Our budgeting model is built around three simple buckets that help you understand where your money is going and what’s safe to spend. Instead of tracking everything the same way, we separate money by how it behaves.

Written by Tom Richardson
Updated today

1. Committed Costs

These are your regular, expected outgoings that you plan for first.

Examples:

  • Rent or mortgage

  • Bills

  • Subscriptions

  • Childcare

These costs usually happen every month and don’t change often.


2. Non-Monthly

These are ad hoc or occasional costs that pop up throughout the year.

Examples:

  • Holidays

  • Annual insurance

  • Car repairs

  • Gifts

  • One-off family costs

These expenses can catch people out if they’re mixed into everyday spending, so we track them separately.


3. Flexible

This is your day-to-day spending that can change month to month.

Examples:

  • Groceries

  • Eating out

  • Shopping

  • Entertainment

  • Transport

This is the bucket you’re most likely to adjust during the month.


Why this works

Most budgets fail because everything gets lumped together.
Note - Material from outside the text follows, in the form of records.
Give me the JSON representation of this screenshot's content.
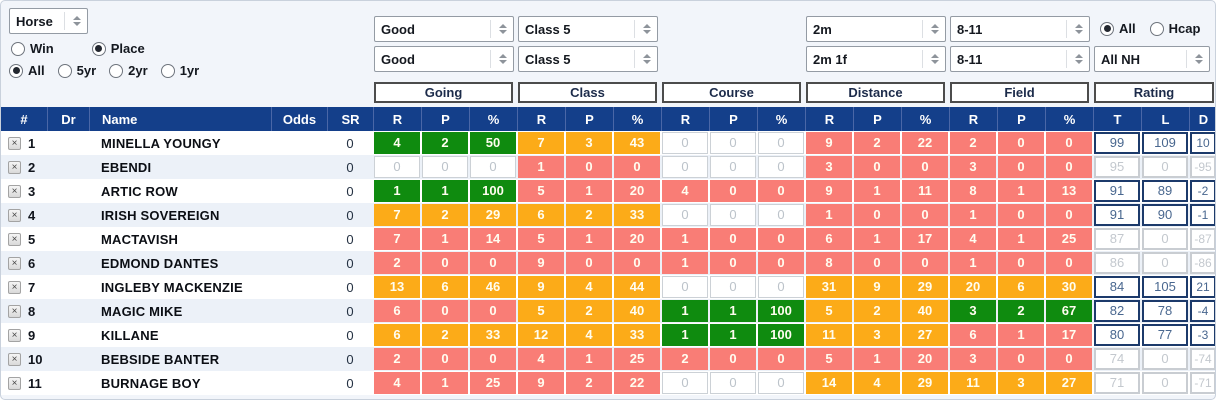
{
  "colors": {
    "green": "#0f8b0f",
    "amber": "#fcab18",
    "red": "#f97d76",
    "header_navy": "#143f8a"
  },
  "filters": {
    "subject": "Horse",
    "bet_type": {
      "options": [
        "Win",
        "Place"
      ],
      "selected": "Place"
    },
    "age": {
      "options": [
        "All",
        "5yr",
        "2yr",
        "1yr"
      ],
      "selected": "All"
    },
    "going_row1": "Good",
    "going_row2": "Good",
    "class_row1": "Class 5",
    "class_row2": "Class 5",
    "distance_row1": "2m",
    "distance_row2": "2m 1f",
    "field_row1": "8-11",
    "field_row2": "8-11",
    "hcap": {
      "options": [
        "All",
        "Hcap"
      ],
      "selected": "All"
    },
    "race_type": "All NH"
  },
  "table": {
    "groups": [
      "Going",
      "Class",
      "Course",
      "Distance",
      "Field",
      "Rating"
    ],
    "fixed_cols": [
      "#",
      "Dr",
      "Name",
      "Odds",
      "SR"
    ],
    "stat_cols": [
      "R",
      "P",
      "%"
    ],
    "rating_cols": [
      "T",
      "L",
      "D"
    ],
    "rows": [
      {
        "num": 1,
        "dr": "",
        "name": "MINELLA YOUNGY",
        "odds": "",
        "sr": "0",
        "going": [
          4,
          2,
          50,
          "green"
        ],
        "class": [
          7,
          3,
          43,
          "amber"
        ],
        "course": [
          0,
          0,
          0,
          "empty"
        ],
        "distance": [
          9,
          2,
          22,
          "red"
        ],
        "field": [
          2,
          0,
          0,
          "red"
        ],
        "rating": [
          99,
          109,
          10,
          "active"
        ]
      },
      {
        "num": 2,
        "dr": "",
        "name": "EBENDI",
        "odds": "",
        "sr": "0",
        "going": [
          0,
          0,
          0,
          "empty"
        ],
        "class": [
          1,
          0,
          0,
          "red"
        ],
        "course": [
          0,
          0,
          0,
          "empty"
        ],
        "distance": [
          3,
          0,
          0,
          "red"
        ],
        "field": [
          3,
          0,
          0,
          "red"
        ],
        "rating": [
          95,
          0,
          -95,
          "inactive"
        ]
      },
      {
        "num": 3,
        "dr": "",
        "name": "ARTIC ROW",
        "odds": "",
        "sr": "0",
        "going": [
          1,
          1,
          100,
          "green"
        ],
        "class": [
          5,
          1,
          20,
          "red"
        ],
        "course": [
          4,
          0,
          0,
          "red"
        ],
        "distance": [
          9,
          1,
          11,
          "red"
        ],
        "field": [
          8,
          1,
          13,
          "red"
        ],
        "rating": [
          91,
          89,
          -2,
          "active"
        ]
      },
      {
        "num": 4,
        "dr": "",
        "name": "IRISH SOVEREIGN",
        "odds": "",
        "sr": "0",
        "going": [
          7,
          2,
          29,
          "amber"
        ],
        "class": [
          6,
          2,
          33,
          "amber"
        ],
        "course": [
          0,
          0,
          0,
          "empty"
        ],
        "distance": [
          1,
          0,
          0,
          "red"
        ],
        "field": [
          1,
          0,
          0,
          "red"
        ],
        "rating": [
          91,
          90,
          -1,
          "active"
        ]
      },
      {
        "num": 5,
        "dr": "",
        "name": "MACTAVISH",
        "odds": "",
        "sr": "0",
        "going": [
          7,
          1,
          14,
          "red"
        ],
        "class": [
          5,
          1,
          20,
          "red"
        ],
        "course": [
          1,
          0,
          0,
          "red"
        ],
        "distance": [
          6,
          1,
          17,
          "red"
        ],
        "field": [
          4,
          1,
          25,
          "red"
        ],
        "rating": [
          87,
          0,
          -87,
          "inactive"
        ]
      },
      {
        "num": 6,
        "dr": "",
        "name": "EDMOND DANTES",
        "odds": "",
        "sr": "0",
        "going": [
          2,
          0,
          0,
          "red"
        ],
        "class": [
          9,
          0,
          0,
          "red"
        ],
        "course": [
          1,
          0,
          0,
          "red"
        ],
        "distance": [
          8,
          0,
          0,
          "red"
        ],
        "field": [
          1,
          0,
          0,
          "red"
        ],
        "rating": [
          86,
          0,
          -86,
          "inactive"
        ]
      },
      {
        "num": 7,
        "dr": "",
        "name": "INGLEBY MACKENZIE",
        "odds": "",
        "sr": "0",
        "going": [
          13,
          6,
          46,
          "amber"
        ],
        "class": [
          9,
          4,
          44,
          "amber"
        ],
        "course": [
          0,
          0,
          0,
          "empty"
        ],
        "distance": [
          31,
          9,
          29,
          "amber"
        ],
        "field": [
          20,
          6,
          30,
          "amber"
        ],
        "rating": [
          84,
          105,
          21,
          "active"
        ]
      },
      {
        "num": 8,
        "dr": "",
        "name": "MAGIC MIKE",
        "odds": "",
        "sr": "0",
        "going": [
          6,
          0,
          0,
          "red"
        ],
        "class": [
          5,
          2,
          40,
          "amber"
        ],
        "course": [
          1,
          1,
          100,
          "green"
        ],
        "distance": [
          5,
          2,
          40,
          "amber"
        ],
        "field": [
          3,
          2,
          67,
          "green"
        ],
        "rating": [
          82,
          78,
          -4,
          "active"
        ]
      },
      {
        "num": 9,
        "dr": "",
        "name": "KILLANE",
        "odds": "",
        "sr": "0",
        "going": [
          6,
          2,
          33,
          "amber"
        ],
        "class": [
          12,
          4,
          33,
          "amber"
        ],
        "course": [
          1,
          1,
          100,
          "green"
        ],
        "distance": [
          11,
          3,
          27,
          "amber"
        ],
        "field": [
          6,
          1,
          17,
          "red"
        ],
        "rating": [
          80,
          77,
          -3,
          "active"
        ]
      },
      {
        "num": 10,
        "dr": "",
        "name": "BEBSIDE BANTER",
        "odds": "",
        "sr": "0",
        "going": [
          2,
          0,
          0,
          "red"
        ],
        "class": [
          4,
          1,
          25,
          "red"
        ],
        "course": [
          2,
          0,
          0,
          "red"
        ],
        "distance": [
          5,
          1,
          20,
          "red"
        ],
        "field": [
          3,
          0,
          0,
          "red"
        ],
        "rating": [
          74,
          0,
          -74,
          "inactive"
        ]
      },
      {
        "num": 11,
        "dr": "",
        "name": "BURNAGE BOY",
        "odds": "",
        "sr": "0",
        "going": [
          4,
          1,
          25,
          "red"
        ],
        "class": [
          9,
          2,
          22,
          "red"
        ],
        "course": [
          0,
          0,
          0,
          "empty"
        ],
        "distance": [
          14,
          4,
          29,
          "amber"
        ],
        "field": [
          11,
          3,
          27,
          "amber"
        ],
        "rating": [
          71,
          0,
          -71,
          "inactive"
        ]
      }
    ]
  }
}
By separating regular costs, ad hoc costs, and everyday spending, it becomes easier to:

  • See where you stand together

  • Spot problems earlier

  • Avoid surprises

  • Make better decisions as a couple

  • Stay on track without overcomplicating things


A simple example

If you book a holiday and pay annual insurance in the same month, that shouldn’t make it look like you’ve failed your normal monthly budget.

That’s why those costs sit in Non-Monthly, not Flexible.


Tip

Start simple. You can always refine your budget over time. The goal isn’t perfection — it’s clarity and control.